Case Study - RT Dygert Compound N-7045
A SAVINGS IN COST AND EFFICIENCY
A long time customer was using a Teflon coated O-Ring as a cap seal on an oil filler tube for a small gasoline engine. Annual usage was 5,000,000+. The use of Teflon was necessitated due to the extremely tight fit of the cap on the filler tube, which made removing the cap very difficult. Modifying the plastic tooling was cost prohibitive, and the customer’s engineering department didn’t want to specify a non-standard O-Ring. An added benefit was, that since the O-Ring was Teflon coated bright blue, it was easy to be sure that the O-Ring had actually been installed, as the color of the cap was black.
However, the Teflon coating created a multitude of problems:
- Due to environmental considerations, the coating had to be done by an outside subcontractor, over which we had little control. Freight and extra handling costs eroded most of our margin on this part. Logistics complicated matters, causing frequent air freight charges.
- The coating process itself is almost “random”. There was no cost-effective, precise way to control the amount of Teflon that was sprayed on the parts. Customer frequently complained of inconsistent “lubricity”.
- Sometimes the coater would forget to post cure the parts, causing flaking or peeling of the Teflon from the O-Ring out in the field. Thus, RT Dygert absorbed several five-figure rework charges. As a result, we decided to post cure the parts after they came back from the coater, to assure that this step hadn’t been missed.
- Four inspections were required on this part: 1) normal incoming, 2) before sending to coater to assure parts had no mold release or anything else on the surface that would inhibit adhesion of the coating, 3) after parts returned from the coater, and 4) after in-house post curing.

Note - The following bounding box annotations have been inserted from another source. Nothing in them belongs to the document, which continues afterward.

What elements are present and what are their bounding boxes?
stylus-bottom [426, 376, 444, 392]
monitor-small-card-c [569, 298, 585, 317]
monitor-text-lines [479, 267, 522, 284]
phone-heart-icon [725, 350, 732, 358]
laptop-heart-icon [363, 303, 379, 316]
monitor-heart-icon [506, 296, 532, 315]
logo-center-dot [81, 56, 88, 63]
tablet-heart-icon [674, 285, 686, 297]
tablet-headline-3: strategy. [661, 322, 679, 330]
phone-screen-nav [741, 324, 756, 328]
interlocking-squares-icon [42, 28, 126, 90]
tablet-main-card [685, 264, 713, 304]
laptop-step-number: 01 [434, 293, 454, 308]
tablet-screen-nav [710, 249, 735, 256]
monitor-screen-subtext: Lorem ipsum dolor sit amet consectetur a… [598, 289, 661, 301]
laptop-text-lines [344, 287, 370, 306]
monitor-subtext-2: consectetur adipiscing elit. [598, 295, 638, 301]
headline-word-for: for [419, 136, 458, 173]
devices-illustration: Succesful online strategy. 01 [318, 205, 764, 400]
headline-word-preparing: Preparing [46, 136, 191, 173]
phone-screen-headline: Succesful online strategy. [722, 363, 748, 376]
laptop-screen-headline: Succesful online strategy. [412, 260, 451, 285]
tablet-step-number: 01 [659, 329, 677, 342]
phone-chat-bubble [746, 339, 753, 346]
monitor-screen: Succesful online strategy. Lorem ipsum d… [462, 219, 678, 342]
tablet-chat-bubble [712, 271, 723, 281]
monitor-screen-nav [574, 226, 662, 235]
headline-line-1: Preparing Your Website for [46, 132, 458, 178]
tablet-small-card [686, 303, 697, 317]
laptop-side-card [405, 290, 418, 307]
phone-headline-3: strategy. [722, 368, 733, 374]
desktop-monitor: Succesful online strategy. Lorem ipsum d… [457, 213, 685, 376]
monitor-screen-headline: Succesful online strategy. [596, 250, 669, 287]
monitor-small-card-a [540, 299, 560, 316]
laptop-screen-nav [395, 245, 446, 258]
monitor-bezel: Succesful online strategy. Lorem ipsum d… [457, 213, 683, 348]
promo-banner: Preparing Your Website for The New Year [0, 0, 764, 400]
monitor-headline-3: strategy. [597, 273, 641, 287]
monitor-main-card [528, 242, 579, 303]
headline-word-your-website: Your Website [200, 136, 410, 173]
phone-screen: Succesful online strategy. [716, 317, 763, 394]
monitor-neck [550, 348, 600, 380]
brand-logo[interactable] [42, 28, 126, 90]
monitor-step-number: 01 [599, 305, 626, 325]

- Several safety concerns were raised after discovering that 1) the coating contained a small amount of formaldehyde and 2) workers who handled the parts and then smoked sometimes became nauseous, probably due to the transfer of Teflon from the worker’s fingers to the cigarette, which was then inhaled.
RT Dygert’s solution to these problems was to develop an internally lubricated, blue rubber compound that still met the customer’s material specification. By doing so, we achieved these results:
- Color and lubricity were now tightly controlled, as this was done in the mixing process, before the parts were manufactured
- Lead times were shortened, so RT Dygert was able to reduce the amount of “safety stock” that it was holding in the warehouse.
- Customer experienced no reduced throughput in their automated assembly equipment when compound was changed. Downtime to clean the tracks of the feeder bowls was greatly reduced.
- Field failures were eliminated, as no secondary coating process was now required. As a result, there were no further rework charges.
- Safety concerns were also eliminated. The internal lubricant meets FDA guidelines for ingredients in rubber products.
- Inspections were reduced from four to one. The in-house post curing process was also eliminated.
- RT Dygert’s profit margins were restored, after granting a 12% price reduction to the customer.